# petsmart betta fish price list?



## AzeemTheBettaFan (Jun 16, 2013)

since petsmart doesnt have their full list of bettas and their prices online. can some kind soul put up a betta fish price list for petsmart?


----------



## whiskandbowl (Aug 21, 2012)

I'm heading there tonight hopefully so I'll try to remember


----------



## JennNP (Jul 2, 2013)

On the petsmart website it has listed:
Betta: 2.84-3.79
Crowntail Betta: 6.45

That's all it says though..Sorry I couldn't be of more help. We only have a PetCo here, and I'm not sure how similar their prices are


----------



## Briz (Mar 22, 2013)

I will be at Petsmart tomorrow and will write down all the prices of the kinds we have. We have at least 5 varieties in stock right now. I assume you only want the male prices?

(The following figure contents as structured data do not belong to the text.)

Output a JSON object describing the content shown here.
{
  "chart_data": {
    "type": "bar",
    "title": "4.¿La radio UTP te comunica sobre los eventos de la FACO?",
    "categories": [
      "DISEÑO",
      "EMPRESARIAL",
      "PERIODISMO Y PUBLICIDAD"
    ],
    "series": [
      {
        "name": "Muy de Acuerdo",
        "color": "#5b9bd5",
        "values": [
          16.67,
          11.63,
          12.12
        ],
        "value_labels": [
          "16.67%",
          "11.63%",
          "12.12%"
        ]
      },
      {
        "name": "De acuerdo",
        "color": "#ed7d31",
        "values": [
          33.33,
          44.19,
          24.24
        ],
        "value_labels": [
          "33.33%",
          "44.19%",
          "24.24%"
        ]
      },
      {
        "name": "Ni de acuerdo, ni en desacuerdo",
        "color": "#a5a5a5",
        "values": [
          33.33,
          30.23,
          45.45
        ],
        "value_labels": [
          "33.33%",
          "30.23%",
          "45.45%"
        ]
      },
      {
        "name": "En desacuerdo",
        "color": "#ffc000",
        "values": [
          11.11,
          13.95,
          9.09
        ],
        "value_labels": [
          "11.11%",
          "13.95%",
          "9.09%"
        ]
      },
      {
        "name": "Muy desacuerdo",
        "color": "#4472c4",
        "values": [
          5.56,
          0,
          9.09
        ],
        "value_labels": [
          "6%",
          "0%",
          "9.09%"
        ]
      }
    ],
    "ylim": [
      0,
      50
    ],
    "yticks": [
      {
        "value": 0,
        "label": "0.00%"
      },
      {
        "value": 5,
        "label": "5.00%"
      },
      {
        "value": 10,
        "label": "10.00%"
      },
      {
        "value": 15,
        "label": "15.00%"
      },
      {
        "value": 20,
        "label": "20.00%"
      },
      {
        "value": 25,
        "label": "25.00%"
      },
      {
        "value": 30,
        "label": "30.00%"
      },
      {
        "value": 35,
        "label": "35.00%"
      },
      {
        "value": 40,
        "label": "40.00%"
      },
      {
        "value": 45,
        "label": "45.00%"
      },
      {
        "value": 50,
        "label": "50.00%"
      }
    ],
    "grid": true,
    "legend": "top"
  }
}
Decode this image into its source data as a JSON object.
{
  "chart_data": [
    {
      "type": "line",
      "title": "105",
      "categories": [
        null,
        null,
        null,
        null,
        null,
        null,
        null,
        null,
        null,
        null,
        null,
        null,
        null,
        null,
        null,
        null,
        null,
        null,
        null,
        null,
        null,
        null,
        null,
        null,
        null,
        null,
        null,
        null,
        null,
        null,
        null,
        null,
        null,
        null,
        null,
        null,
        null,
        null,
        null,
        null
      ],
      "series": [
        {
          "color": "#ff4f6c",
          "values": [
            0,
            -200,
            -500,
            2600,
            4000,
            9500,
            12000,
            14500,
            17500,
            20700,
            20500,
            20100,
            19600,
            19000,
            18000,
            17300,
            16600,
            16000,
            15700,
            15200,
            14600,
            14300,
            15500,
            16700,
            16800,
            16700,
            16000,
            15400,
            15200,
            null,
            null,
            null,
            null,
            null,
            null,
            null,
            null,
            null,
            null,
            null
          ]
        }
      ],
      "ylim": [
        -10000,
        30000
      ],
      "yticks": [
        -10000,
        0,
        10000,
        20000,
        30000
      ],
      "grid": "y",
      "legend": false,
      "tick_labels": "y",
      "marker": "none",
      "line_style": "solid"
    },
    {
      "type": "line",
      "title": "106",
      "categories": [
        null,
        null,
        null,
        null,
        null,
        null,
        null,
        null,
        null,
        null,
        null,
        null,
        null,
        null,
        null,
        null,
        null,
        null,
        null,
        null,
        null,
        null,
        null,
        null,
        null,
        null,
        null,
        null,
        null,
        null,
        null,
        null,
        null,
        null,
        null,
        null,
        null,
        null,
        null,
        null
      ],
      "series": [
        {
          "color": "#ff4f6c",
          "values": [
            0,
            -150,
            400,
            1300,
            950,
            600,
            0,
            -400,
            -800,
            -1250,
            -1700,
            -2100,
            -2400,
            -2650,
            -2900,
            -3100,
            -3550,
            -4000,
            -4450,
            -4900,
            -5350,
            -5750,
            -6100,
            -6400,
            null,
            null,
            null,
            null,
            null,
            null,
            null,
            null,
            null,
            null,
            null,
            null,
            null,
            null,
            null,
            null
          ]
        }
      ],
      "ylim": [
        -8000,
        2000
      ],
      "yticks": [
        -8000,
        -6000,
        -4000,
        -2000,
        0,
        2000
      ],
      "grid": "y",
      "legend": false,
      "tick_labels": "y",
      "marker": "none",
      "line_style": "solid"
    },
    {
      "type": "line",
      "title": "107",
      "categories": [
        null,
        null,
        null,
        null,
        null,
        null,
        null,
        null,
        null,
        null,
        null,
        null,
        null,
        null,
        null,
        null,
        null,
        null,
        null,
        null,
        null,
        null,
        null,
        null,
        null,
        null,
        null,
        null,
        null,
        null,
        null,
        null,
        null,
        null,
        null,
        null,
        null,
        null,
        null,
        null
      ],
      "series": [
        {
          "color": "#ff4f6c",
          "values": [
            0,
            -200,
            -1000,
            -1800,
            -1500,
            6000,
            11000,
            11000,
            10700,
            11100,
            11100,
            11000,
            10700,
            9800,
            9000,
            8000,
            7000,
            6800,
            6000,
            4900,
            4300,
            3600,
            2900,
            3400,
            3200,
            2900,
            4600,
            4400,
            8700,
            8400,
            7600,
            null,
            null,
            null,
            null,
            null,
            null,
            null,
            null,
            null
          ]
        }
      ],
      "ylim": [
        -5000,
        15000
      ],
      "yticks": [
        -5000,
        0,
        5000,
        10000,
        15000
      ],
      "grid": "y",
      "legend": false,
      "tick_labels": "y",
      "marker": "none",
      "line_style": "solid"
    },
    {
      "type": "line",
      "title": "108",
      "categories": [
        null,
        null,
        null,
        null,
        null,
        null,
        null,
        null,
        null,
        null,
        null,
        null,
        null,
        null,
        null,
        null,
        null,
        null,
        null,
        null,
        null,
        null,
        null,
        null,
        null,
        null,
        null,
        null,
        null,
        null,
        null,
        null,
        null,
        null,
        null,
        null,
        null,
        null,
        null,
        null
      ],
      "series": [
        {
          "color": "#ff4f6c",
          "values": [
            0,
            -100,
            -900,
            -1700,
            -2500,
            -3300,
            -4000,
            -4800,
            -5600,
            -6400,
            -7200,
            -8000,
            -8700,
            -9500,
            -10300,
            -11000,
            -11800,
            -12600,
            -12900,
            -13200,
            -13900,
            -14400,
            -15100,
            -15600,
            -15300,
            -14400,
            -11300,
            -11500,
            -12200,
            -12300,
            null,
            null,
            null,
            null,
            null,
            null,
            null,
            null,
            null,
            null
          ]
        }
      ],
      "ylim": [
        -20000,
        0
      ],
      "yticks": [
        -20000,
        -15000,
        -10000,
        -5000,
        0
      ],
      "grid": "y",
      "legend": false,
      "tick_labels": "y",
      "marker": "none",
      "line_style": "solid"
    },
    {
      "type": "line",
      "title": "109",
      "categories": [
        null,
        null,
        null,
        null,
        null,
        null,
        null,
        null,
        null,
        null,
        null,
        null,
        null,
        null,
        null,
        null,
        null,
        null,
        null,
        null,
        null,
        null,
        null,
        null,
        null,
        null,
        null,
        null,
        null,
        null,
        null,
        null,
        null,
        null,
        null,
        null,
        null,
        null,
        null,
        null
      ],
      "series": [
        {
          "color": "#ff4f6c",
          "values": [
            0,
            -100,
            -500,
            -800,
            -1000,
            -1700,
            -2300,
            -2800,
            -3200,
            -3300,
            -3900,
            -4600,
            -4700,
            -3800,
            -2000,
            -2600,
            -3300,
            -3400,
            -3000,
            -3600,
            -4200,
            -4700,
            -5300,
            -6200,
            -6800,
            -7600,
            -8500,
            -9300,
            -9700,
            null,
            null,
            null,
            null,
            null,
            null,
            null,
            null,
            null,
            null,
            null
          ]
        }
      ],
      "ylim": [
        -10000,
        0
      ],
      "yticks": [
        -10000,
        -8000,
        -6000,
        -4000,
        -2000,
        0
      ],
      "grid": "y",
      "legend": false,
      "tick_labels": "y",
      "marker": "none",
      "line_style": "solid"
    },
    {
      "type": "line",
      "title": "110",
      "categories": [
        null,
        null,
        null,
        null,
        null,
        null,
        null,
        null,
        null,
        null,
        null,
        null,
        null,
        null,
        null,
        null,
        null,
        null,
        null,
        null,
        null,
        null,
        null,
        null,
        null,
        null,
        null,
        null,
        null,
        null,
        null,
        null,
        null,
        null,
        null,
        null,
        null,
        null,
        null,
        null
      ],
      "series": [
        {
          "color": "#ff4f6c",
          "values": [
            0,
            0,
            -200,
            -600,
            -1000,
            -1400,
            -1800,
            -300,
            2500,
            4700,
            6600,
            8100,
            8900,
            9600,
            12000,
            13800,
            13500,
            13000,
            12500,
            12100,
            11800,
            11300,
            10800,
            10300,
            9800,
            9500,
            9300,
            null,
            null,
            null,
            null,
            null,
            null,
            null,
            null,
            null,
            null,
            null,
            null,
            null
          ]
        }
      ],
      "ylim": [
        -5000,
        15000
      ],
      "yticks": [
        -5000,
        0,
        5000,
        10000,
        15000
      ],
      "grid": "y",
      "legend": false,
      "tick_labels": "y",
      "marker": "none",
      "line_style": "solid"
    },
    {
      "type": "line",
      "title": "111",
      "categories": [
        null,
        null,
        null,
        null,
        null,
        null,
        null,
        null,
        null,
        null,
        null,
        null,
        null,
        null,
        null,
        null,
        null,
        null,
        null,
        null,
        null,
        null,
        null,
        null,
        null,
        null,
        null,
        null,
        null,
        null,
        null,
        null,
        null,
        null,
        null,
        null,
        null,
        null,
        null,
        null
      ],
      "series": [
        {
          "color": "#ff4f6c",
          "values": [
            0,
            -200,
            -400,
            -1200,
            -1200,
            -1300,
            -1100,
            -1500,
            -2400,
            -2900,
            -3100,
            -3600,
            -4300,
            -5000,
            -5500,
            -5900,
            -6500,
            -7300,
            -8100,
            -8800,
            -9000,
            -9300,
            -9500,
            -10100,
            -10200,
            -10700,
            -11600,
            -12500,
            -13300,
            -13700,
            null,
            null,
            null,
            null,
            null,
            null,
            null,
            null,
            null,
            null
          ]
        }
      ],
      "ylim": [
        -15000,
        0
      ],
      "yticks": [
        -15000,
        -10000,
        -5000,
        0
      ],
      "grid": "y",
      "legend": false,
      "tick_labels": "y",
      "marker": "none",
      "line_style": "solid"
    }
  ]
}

Er, one thing you could do if is simply call your nearest Petsmart (press '3' after the computer voice starts talking to get to Pet Care), and ask if the associate will read off the prices of the Bettas for you.


----------



## Moonshine357 (Jul 18, 2013)

I know that veil tails are on sale 1.99 down from 3.99. I hope that helps. I think crown tails were 7.99? I agree with the poster who said to call them and ask for pricing. It might vary region to region.


----------



## whiskandbowl (Aug 21, 2012)

Got them! These are regular prices, not sale prices (though they were on sale this week, not much though)

Veiltail Male- $3.79
Veiltale Female- $2.99
Crowntail Male- $6.79
Crowntail Female- $4.99
Halfmoon Male- $7.99
Double Tail Halfmoon Male- $12.99
Dragon Scale Crowntail- $9.99
Dragon Scale Plakat- $9.99


----------



## AzeemTheBettaFan (Jun 16, 2013)

Thank You all So much!!! The when I get paid I'm heading over there to get a 10 gallon tank kit and hopefully a dragonscale plakat!:-D


----------



## NeptunesMom (May 4, 2012)

I do think prices vary based on your location. That is why they do not put prices in stone on their website.


----------